Avalanche
- Avalanche logo

Denominations
- Code: AVAX

Development
- White paper: www.avalabs.org/products#whitepapers
- Initial release: 21 September 2020; 5 years ago
- Code repository: github.com/ava-labs/avalanchego
- Development status: Active
- Developer: Ava Labs
- Source model: Open source

Ledger
- Block explorer: explorer.avax.network

Website
- Website: www.avalanche.com

= Avalanche (blockchain platform) =

Blockchain platform

Avalanche is a public blockchain and smart-contract platform launched in September 2020 by the American company Ava Labs. The platform's native cryptocurrency is AVAX.

== Design ==
Avalanche's primary network consists of three interoperable blockchains: the Exchange Chain (X-Chain), the Contract Chain (C-Chain), and the Platform Chain (P-Chain). These chains are used for asset transfers, smart-contract execution, and validator coordination, respectively.

== History ==
The Avalanche consensus protocol was first described in a May 2018 whitepaper published pseudonymously under the name "Team Rocket." A group of researchers from Cornell University, including Emin Gün Sirer, expanded on this description. Sirer and two PhD candidates formed the company Ava Labs to develop the blockchain for use in the financial industry. The Avalanche network is backed by the non-profit organization, the Avalanche Foundation.

In March 2020, Ava Labs released the Avalanche codebase as open-source. In July 2020, Avalanche raised $42 million in less than five hours during the first public sale of its digital currency token.

In September 2021, the Avalanche Foundation secured a $230 million investment from a consortium including Polychain Capital and Three Arrows Capital by purchasing AVAX.

In August 2022, the whistleblower group Crypto Leaks published a report alleging that Ava Labs had entered secret agreements with Kyle Roche of Roche Freedmen law firm with the intent to legally undermine Avalanche's competitors. Sirer, as CEO of Ava Labs, denied any involvement in illegal or unethical dealings with the Roche Freedmen law firm.

In April 2025, according to the New York Times, Ava Labs donated $1 million dollars to Make America Great Again Inc., coinciding with Ava Labs's president John Wu attending a private fundraising reception with Donald Trump. In August 2025, Anthony Scaramucci announced that his firm SkyBridge Capital would place $300 million, which was 10% of the firm's funds under management, into tokenized assets on the Avalanche blockchain. In January 2026, VanEck launched a U.S.-listed spot Avalanche ETF, which follows spot-ETF launches from Bitwise and Grayscale.

As of January 2026, AVAX trades near $13.8, placing its market cap around $5.9 billion, with daily trading volume often between $400 million and $500 million.

In January 2026, Avalanche launched a $1 million competition to encourage development on the blockchain platform.
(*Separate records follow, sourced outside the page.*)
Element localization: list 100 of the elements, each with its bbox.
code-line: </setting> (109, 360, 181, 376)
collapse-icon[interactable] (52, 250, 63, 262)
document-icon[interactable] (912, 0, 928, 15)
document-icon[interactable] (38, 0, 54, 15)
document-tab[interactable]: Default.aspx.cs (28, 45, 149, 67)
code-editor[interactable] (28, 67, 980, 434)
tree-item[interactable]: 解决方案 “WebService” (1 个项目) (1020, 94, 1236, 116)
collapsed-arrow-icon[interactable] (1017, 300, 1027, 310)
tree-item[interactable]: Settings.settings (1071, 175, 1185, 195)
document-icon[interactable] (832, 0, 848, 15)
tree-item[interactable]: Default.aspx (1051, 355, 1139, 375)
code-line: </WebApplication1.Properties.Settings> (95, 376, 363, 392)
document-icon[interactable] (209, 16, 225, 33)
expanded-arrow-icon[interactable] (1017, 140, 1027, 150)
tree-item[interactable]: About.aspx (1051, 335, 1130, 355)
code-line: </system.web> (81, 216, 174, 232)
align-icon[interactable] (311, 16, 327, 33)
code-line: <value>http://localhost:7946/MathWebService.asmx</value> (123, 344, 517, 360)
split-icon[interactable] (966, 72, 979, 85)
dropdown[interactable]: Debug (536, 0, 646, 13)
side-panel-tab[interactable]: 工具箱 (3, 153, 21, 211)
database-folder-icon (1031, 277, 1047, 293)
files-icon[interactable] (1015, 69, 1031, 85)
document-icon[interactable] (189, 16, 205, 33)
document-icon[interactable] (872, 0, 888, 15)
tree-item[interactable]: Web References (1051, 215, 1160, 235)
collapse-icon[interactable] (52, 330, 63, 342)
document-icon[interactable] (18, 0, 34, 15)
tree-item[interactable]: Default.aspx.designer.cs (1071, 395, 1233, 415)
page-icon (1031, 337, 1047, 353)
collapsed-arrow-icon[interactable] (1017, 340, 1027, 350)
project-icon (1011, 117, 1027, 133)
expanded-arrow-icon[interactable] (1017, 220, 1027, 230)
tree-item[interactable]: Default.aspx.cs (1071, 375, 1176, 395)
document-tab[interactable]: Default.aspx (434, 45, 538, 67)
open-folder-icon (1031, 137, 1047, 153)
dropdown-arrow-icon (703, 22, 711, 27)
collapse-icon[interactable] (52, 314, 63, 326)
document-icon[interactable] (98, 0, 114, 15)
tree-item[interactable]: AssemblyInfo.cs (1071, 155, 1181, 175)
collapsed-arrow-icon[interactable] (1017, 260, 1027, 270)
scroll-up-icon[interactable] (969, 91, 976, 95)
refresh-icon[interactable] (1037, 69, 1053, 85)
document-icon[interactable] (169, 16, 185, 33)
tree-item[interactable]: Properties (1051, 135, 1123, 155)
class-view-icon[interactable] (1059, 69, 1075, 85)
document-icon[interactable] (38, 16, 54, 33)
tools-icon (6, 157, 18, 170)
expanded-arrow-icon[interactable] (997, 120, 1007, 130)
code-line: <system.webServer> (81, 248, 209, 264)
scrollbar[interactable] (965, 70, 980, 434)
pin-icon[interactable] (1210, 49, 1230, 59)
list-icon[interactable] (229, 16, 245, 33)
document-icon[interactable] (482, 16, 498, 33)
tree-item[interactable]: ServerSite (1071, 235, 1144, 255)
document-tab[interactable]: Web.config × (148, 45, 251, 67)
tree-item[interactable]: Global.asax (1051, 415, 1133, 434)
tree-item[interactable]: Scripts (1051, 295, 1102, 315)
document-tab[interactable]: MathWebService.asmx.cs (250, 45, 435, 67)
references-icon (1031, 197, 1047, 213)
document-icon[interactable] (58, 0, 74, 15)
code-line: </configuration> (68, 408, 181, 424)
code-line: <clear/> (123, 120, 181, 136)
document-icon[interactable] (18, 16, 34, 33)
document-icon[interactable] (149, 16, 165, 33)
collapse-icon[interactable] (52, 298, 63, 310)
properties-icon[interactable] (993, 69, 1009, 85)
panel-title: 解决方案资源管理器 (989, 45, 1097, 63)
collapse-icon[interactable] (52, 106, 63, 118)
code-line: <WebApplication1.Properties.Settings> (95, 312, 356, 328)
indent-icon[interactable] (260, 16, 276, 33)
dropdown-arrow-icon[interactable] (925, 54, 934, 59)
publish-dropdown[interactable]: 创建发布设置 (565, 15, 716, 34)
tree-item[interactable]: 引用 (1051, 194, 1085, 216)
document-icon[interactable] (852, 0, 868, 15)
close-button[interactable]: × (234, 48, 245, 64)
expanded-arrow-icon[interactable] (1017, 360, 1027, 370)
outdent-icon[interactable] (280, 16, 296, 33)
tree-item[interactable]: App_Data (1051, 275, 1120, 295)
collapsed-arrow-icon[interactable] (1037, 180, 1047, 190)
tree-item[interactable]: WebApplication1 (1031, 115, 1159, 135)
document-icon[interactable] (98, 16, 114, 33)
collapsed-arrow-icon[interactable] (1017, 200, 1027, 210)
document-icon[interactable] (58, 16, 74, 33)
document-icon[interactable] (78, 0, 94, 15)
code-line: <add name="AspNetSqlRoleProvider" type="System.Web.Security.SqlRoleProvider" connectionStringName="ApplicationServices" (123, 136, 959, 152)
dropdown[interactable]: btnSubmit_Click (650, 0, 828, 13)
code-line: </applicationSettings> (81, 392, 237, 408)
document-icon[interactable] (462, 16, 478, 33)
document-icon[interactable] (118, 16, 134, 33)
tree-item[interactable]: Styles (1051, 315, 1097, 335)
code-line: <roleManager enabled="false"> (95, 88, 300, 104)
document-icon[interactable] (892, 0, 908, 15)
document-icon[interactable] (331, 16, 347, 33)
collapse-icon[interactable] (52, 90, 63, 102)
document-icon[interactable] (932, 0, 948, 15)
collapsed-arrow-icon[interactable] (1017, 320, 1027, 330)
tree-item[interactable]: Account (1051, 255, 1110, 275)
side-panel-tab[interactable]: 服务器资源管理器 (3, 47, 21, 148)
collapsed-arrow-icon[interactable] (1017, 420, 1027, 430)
On March 17, 2026, the SEC and the CFTC issued a joint press release that classified 16 cryptocurrencies, including AVAX, bitcoin, Ethereum, and others, as "digital commodities" rather than securities.

In January 2026, the State of Wyoming launched the Frontier Stable Token (FRNT) as the first U.S. state-issued stablecoin. FRNT is available on multiple blockchains including Avalanche, Solana, Ethereum, Arbitrum, Base, Optimism, and Polygon.